Buen día. Cuanta es la dosis recomendada para 1 Há de cultivo. gracias
saludos 
Jack Jiménez  jjimenez@igf.farm

----------


## AgroMarket.pe

> Buen día. Cuanta es la dosis recomendada para 1 Há de cultivo. gracias
> saludos 
> Jack Jiménez  jjimenez@igf.farm

 Estimado Jack, dependerá de varios factores como el tipo de cultivo, edad de la plantación, condiciones de clima y suelo, etc; pero te paso algo de información general al respecto: 
Para empezar, lo primero que se debe de hacer al adquirir el hidrogel agricola es hacer una prueba con el agua con la que realizará sus riegos. Ya que, el agua puede tener diferente dureza según el lugar en donde se encuentre. Normalmente con el agua de lluvia, mezclada con 1KG de nuestro poliacrilato de potasio, podemos solidificar 500 litros.  *¿Cómo realizar la prueba?* 
En un litro de agua con la que normalmente riega, echar la cantidad de una taparosca de gaseosa de nuestro hidrogel agricola y esperar unos minutos a que se convierta en gel. 
El agua debe quedar totalmente solidificada, sin presencia de gotas. En caso aún escurra el agua agregar una o dos taparoscas más hasta lograr la consistencia gelatinosa y compacta. Esto nos permitirá conocer cuánto producto necesitamos exactamente por Litro de agua y la cantidad de lluvia sólida que aplicaremos a nuestras plantas. 
1 Taparosca (7 gramos de producto) = 1 Litro de agua
Pasa desde 6 riegos a 1 solo riego  *APLICACIONES*  *Árboles:* 
Hasta 60 centímetros: 35 gramos
Menos de 2 metros: 70 a 100 gramos.
De 2 a 3 metros: 120 a 150 gramos
Más de 3 metros: 150 a 180 gramos. 
En suelos malos, arcilloso o arenoso, agregar fertilizantes  *En árboles ya sembrados: * Se hace un surco alrededor del árbol hasta llegar al área radicular.
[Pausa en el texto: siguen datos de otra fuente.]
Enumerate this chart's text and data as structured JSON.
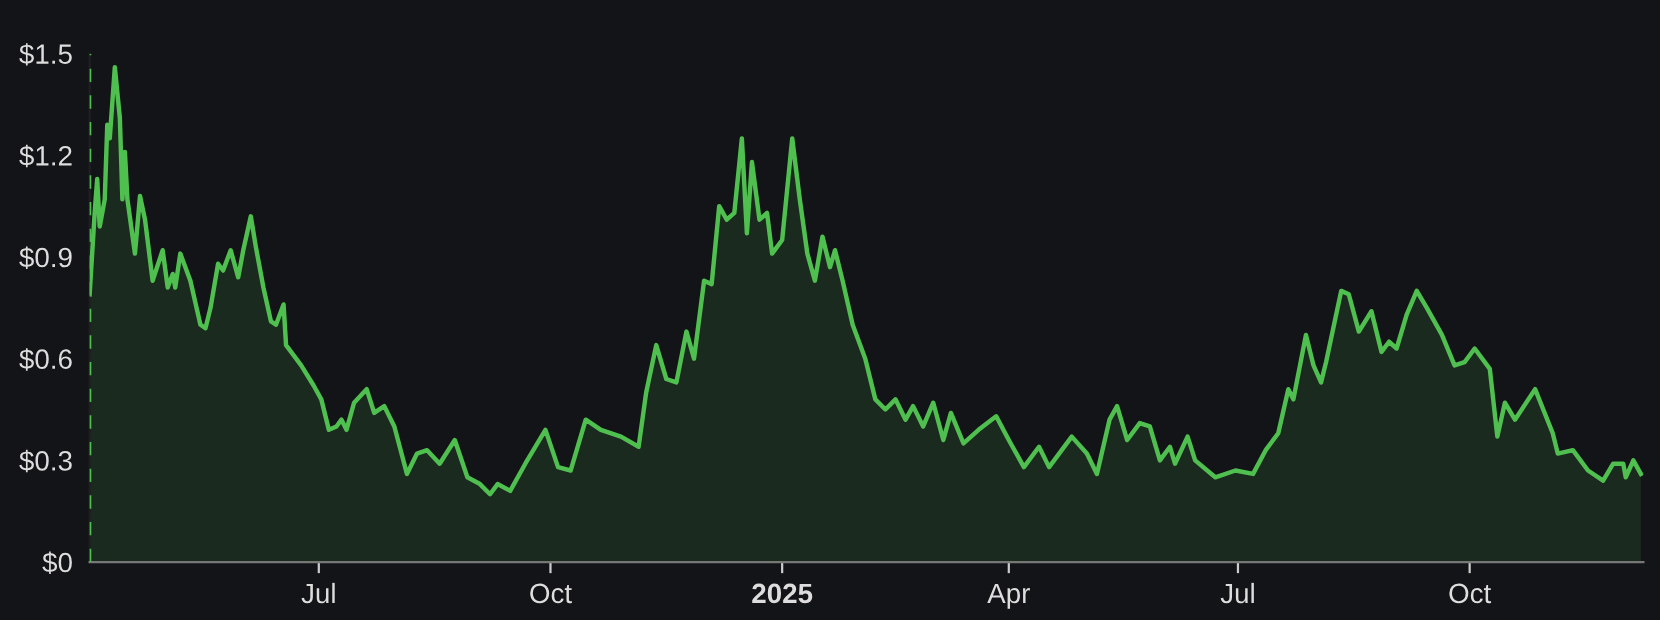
{
  "chart_data": {
    "type": "area",
    "x": [
      "2024-04-01",
      "2024-04-03",
      "2024-04-04",
      "2024-04-05",
      "2024-04-07",
      "2024-04-08",
      "2024-04-09",
      "2024-04-11",
      "2024-04-13",
      "2024-04-14",
      "2024-04-15",
      "2024-04-16",
      "2024-04-19",
      "2024-04-21",
      "2024-04-23",
      "2024-04-26",
      "2024-04-30",
      "2024-05-02",
      "2024-05-04",
      "2024-05-05",
      "2024-05-07",
      "2024-05-11",
      "2024-05-15",
      "2024-05-17",
      "2024-05-19",
      "2024-05-22",
      "2024-05-24",
      "2024-05-27",
      "2024-05-30",
      "2024-06-01",
      "2024-06-04",
      "2024-06-06",
      "2024-06-09",
      "2024-06-12",
      "2024-06-14",
      "2024-06-17",
      "2024-06-18",
      "2024-06-24",
      "2024-06-29",
      "2024-07-02",
      "2024-07-05",
      "2024-07-08",
      "2024-07-10",
      "2024-07-12",
      "2024-07-15",
      "2024-07-20",
      "2024-07-23",
      "2024-07-27",
      "2024-07-31",
      "2024-08-05",
      "2024-08-09",
      "2024-08-13",
      "2024-08-18",
      "2024-08-24",
      "2024-08-29",
      "2024-09-03",
      "2024-09-07",
      "2024-09-10",
      "2024-09-15",
      "2024-09-21",
      "2024-09-29",
      "2024-10-04",
      "2024-10-09",
      "2024-10-15",
      "2024-10-21",
      "2024-10-29",
      "2024-11-05",
      "2024-11-08",
      "2024-11-12",
      "2024-11-16",
      "2024-11-20",
      "2024-11-24",
      "2024-11-27",
      "2024-12-01",
      "2024-12-04",
      "2024-12-07",
      "2024-12-10",
      "2024-12-13",
      "2024-12-16",
      "2024-12-18",
      "2024-12-20",
      "2024-12-23",
      "2024-12-26",
      "2024-12-28",
      "2025-01-01",
      "2025-01-05",
      "2025-01-08",
      "2025-01-11",
      "2025-01-14",
      "2025-01-17",
      "2025-01-20",
      "2025-01-22",
      "2025-01-25",
      "2025-01-29",
      "2025-02-03",
      "2025-02-07",
      "2025-02-11",
      "2025-02-15",
      "2025-02-19",
      "2025-02-22",
      "2025-02-26",
      "2025-03-02",
      "2025-03-06",
      "2025-03-09",
      "2025-03-14",
      "2025-03-20",
      "2025-03-27",
      "2025-04-01",
      "2025-04-07",
      "2025-04-13",
      "2025-04-17",
      "2025-04-26",
      "2025-05-02",
      "2025-05-06",
      "2025-05-11",
      "2025-05-14",
      "2025-05-18",
      "2025-05-23",
      "2025-05-27",
      "2025-05-31",
      "2025-06-04",
      "2025-06-06",
      "2025-06-11",
      "2025-06-14",
      "2025-06-22",
      "2025-06-30",
      "2025-07-07",
      "2025-07-12",
      "2025-07-17",
      "2025-07-21",
      "2025-07-23",
      "2025-07-28",
      "2025-07-31",
      "2025-08-03",
      "2025-08-05",
      "2025-08-11",
      "2025-08-14",
      "2025-08-18",
      "2025-08-23",
      "2025-08-27",
      "2025-08-30",
      "2025-09-02",
      "2025-09-06",
      "2025-09-10",
      "2025-09-14",
      "2025-09-20",
      "2025-09-25",
      "2025-09-29",
      "2025-10-03",
      "2025-10-09",
      "2025-10-12",
      "2025-10-15",
      "2025-10-19",
      "2025-10-27",
      "2025-11-03",
      "2025-11-05",
      "2025-11-11",
      "2025-11-17",
      "2025-11-23",
      "2025-11-27",
      "2025-12-01",
      "2025-12-02",
      "2025-12-05",
      "2025-12-08"
    ],
    "series": [
      {
        "color": "#4fbf4f",
        "values": [
          0.79,
          1.03,
          1.13,
          0.99,
          1.07,
          1.29,
          1.25,
          1.46,
          1.31,
          1.07,
          1.21,
          1.07,
          0.91,
          1.08,
          1.01,
          0.83,
          0.92,
          0.81,
          0.85,
          0.81,
          0.91,
          0.83,
          0.7,
          0.69,
          0.75,
          0.88,
          0.86,
          0.92,
          0.84,
          0.92,
          1.02,
          0.93,
          0.81,
          0.71,
          0.7,
          0.76,
          0.64,
          0.58,
          0.52,
          0.48,
          0.39,
          0.4,
          0.42,
          0.39,
          0.47,
          0.51,
          0.44,
          0.46,
          0.4,
          0.26,
          0.32,
          0.33,
          0.29,
          0.36,
          0.25,
          0.23,
          0.2,
          0.23,
          0.21,
          0.29,
          0.39,
          0.28,
          0.27,
          0.42,
          0.39,
          0.37,
          0.34,
          0.5,
          0.64,
          0.54,
          0.53,
          0.68,
          0.6,
          0.83,
          0.82,
          1.05,
          1.01,
          1.03,
          1.25,
          0.97,
          1.18,
          1.01,
          1.03,
          0.91,
          0.95,
          1.25,
          1.07,
          0.91,
          0.83,
          0.96,
          0.87,
          0.92,
          0.83,
          0.7,
          0.6,
          0.48,
          0.45,
          0.48,
          0.42,
          0.46,
          0.4,
          0.47,
          0.36,
          0.44,
          0.35,
          0.39,
          0.43,
          0.36,
          0.28,
          0.34,
          0.28,
          0.37,
          0.32,
          0.26,
          0.42,
          0.46,
          0.36,
          0.41,
          0.4,
          0.3,
          0.34,
          0.29,
          0.37,
          0.3,
          0.25,
          0.27,
          0.26,
          0.33,
          0.38,
          0.51,
          0.48,
          0.67,
          0.58,
          0.53,
          0.59,
          0.8,
          0.79,
          0.68,
          0.74,
          0.62,
          0.65,
          0.63,
          0.73,
          0.8,
          0.75,
          0.67,
          0.58,
          0.59,
          0.63,
          0.57,
          0.37,
          0.47,
          0.42,
          0.51,
          0.38,
          0.32,
          0.33,
          0.27,
          0.24,
          0.29,
          0.29,
          0.25,
          0.3,
          0.26
        ]
      }
    ],
    "xlim": [
      "2024-04-01",
      "2025-12-09"
    ],
    "xticks": [
      {
        "value": "2024-07-01",
        "label": "Jul"
      },
      {
        "value": "2024-10-01",
        "label": "Oct"
      },
      {
        "value": "2025-01-01",
        "label": "2025"
      },
      {
        "value": "2025-04-01",
        "label": "Apr"
      },
      {
        "value": "2025-07-01",
        "label": "Jul"
      },
      {
        "value": "2025-10-01",
        "label": "Oct"
      }
    ],
    "ylim": [
      0,
      1.5
    ],
    "yticks": [
      {
        "value": 0,
        "label": "$0"
      },
      {
        "value": 0.3,
        "label": "$0.3"
      },
      {
        "value": 0.6,
        "label": "$0.6"
      },
      {
        "value": 0.9,
        "label": "$0.9"
      },
      {
        "value": 1.2,
        "label": "$1.2"
      },
      {
        "value": 1.5,
        "label": "$1.5"
      }
    ],
    "ref_lines": [
      {
        "axis": "x",
        "value": "2024-04-01",
        "color": "#4fbf4f",
        "line_style": "dashed"
      }
    ],
    "grid": false,
    "legend": false
  }
}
Se mezcla el producto con agua y una vez convertido en gel se aplica dentro del surco, tapandolo con tierra al finalizar este proceso. 
En árboles nuevos: Se mezcla Plantagel con una porción de tierra y se siembra el árbol, luego se agrega otra porción de tierra y se procede a regar.  *Para siembra en surcos:* 
50 kilos por hectárea
4 a 5 gramos por metro lineal  *Agave y pastizales ya establecidos: * 250 gramos por 1m3 de tierra.  *Avena: * 75 kilos por hectárea *
Alfalfa: * 75 kilos por hectárea  *Pasto, césped o grass:*  
150 kilos por hectárea  *Pasto ya colocado:* 
30 a 35 gramos por metro cuadrado 
Saludos!!  ::pulgar_arriba::

----------